6. Order and discipline

These are mothers who sit with children and know that the daily routine makes life much easier: the child eats with appetite, falls asleep on time and is less capricious. Dads prefer spontaneity. Before going to bed, he wanted to rave with his son, whom he missed while he was at work all day, and your whining that the child is now overexcited and will not fall asleep for a long time does not touch him much.

Dad can be understood - he is at work all day, he loves his baby. You will feel like a vicious shrew twice. First, trying to interrupt their "merry dancing", then at night, when daddy snores peacefully, and you cannot calm down the child, whose regime has completely lost its way.
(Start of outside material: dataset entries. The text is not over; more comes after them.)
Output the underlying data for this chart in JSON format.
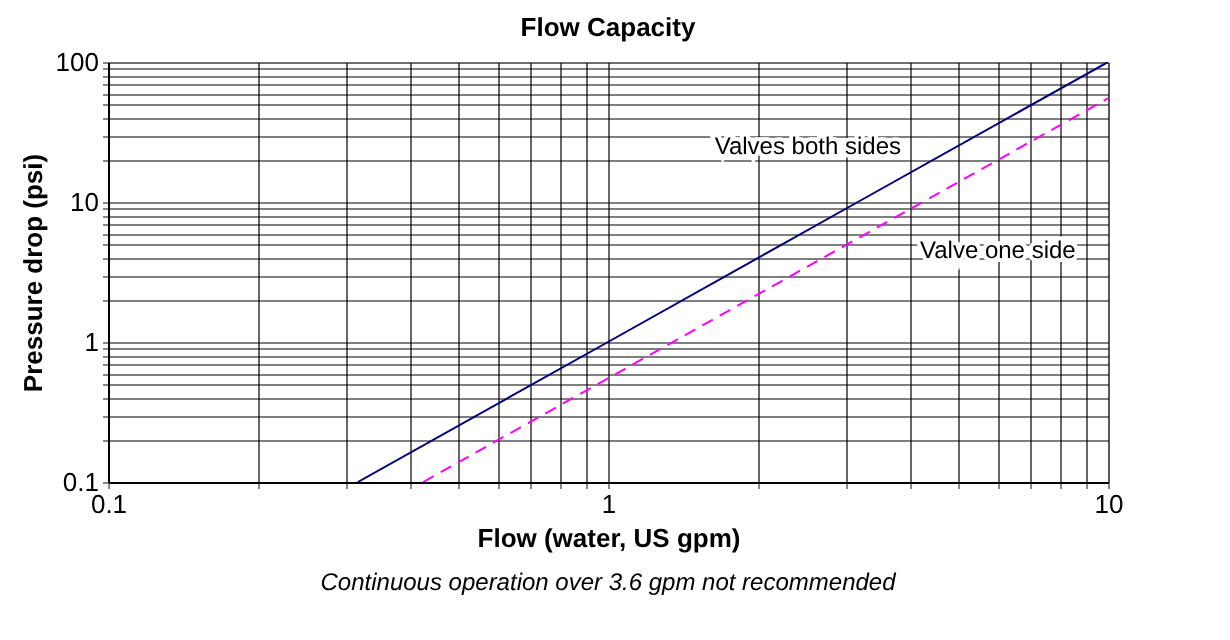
{
  "chart_data": {
    "type": "line",
    "title": "Flow Capacity",
    "xlabel": "Flow (water, US gpm)",
    "ylabel": "Pressure drop (psi)",
    "log": "xy",
    "grid": true,
    "marker": "none",
    "xlim": [
      0.1,
      10
    ],
    "ylim": [
      0.1,
      100
    ],
    "xticks": [
      0.1,
      {
        "value": 0.2,
        "label": null
      },
      {
        "value": 0.3,
        "label": null
      },
      {
        "value": 0.4,
        "label": null
      },
      {
        "value": 0.5,
        "label": null
      },
      {
        "value": 0.6,
        "label": null
      },
      {
        "value": 0.7,
        "label": null
      },
      {
        "value": 0.8,
        "label": null
      },
      {
        "value": 0.9,
        "label": null
      },
      1,
      {
        "value": 2,
        "label": null
      },
      {
        "value": 3,
        "label": null
      },
      {
        "value": 4,
        "label": null
      },
      {
        "value": 5,
        "label": null
      },
      {
        "value": 6,
        "label": null
      },
      {
        "value": 7,
        "label": null
      },
      {
        "value": 8,
        "label": null
      },
      {
        "value": 9,
        "label": null
      },
      10
    ],
    "yticks": [
      0.1,
      {
        "value": 0.2,
        "label": null
      },
      {
        "value": 0.3,
        "label": null
      },
      {
        "value": 0.4,
        "label": null
      },
      {
        "value": 0.5,
        "label": null
      },
      {
        "value": 0.6,
        "label": null
      },
      {
        "value": 0.7,
        "label": null
      },
      {
        "value": 0.8,
        "label": null
      },
      {
        "value": 0.9,
        "label": null
      },
      1,
      {
        "value": 2,
        "label": null
      },
      {
        "value": 3,
        "label": null
      },
      {
        "value": 4,
        "label": null
      },
      {
        "value": 5,
        "label": null
      },
      {
        "value": 6,
        "label": null
      },
      {
        "value": 7,
        "label": null
      },
      {
        "value": 8,
        "label": null
      },
      {
        "value": 9,
        "label": null
      },
      10,
      {
        "value": 20,
        "label": null
      },
      {
        "value": 30,
        "label": null
      },
      {
        "value": 40,
        "label": null
      },
      {
        "value": 50,
        "label": null
      },
      {
        "value": 60,
        "label": null
      },
      {
        "value": 70,
        "label": null
      },
      {
        "value": 80,
        "label": null
      },
      {
        "value": 90,
        "label": null
      },
      100
    ],
    "series": [
      {
        "name": "Valves both sides",
        "color": "#000080",
        "line_style": "solid",
        "x": [
          0.316,
          1,
          3.16,
          10
        ],
        "values": [
          0.1,
          1,
          10,
          100
        ]
      },
      {
        "name": "Valve one side",
        "color": "#ff00ff",
        "line_style": "dashed",
        "x": [
          0.427,
          1,
          3.16,
          10
        ],
        "values": [
          0.1,
          0.55,
          5.5,
          55
        ]
      }
    ],
    "annotations": [
      "Continuous operation over 3.6 gpm not recommended"
    ]
  }
}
7. Grandma next to grandfather

A rare man will find fault with the methods of your mother in raising a child, but the actions of the mother-in-law often cause not the most optimistic emotions for the daughters-in-law - she fed them sweets before dinner, wrapped them up too much before a walk, if at all went for this walk, and so on. As a result, you start complaining to your beloved about his mother, and he is his mother, which is logical, to defend and justify, to prove that she is the same grandmother as your mother, and has the right to communicate with the baby the way she wants and how much she wants.

So - don't complain to your husband about your mother-in-law. Make an agreement with your grandmother herself. Discuss all the subtleties of the regime and the menu as delicately as possible, get her to follow the rules of your young family in communicating with the child. She will still violate the "charter." But psychologists say it's not that scary. The experience of communicating with the "liberal" grandmother is also useful for the baby. In the end, she somehow raised your husband, and how cool he turned out to be, which means she won't hurt her grandson either.

Watch the video: Narcissist dad recorded (July 2024).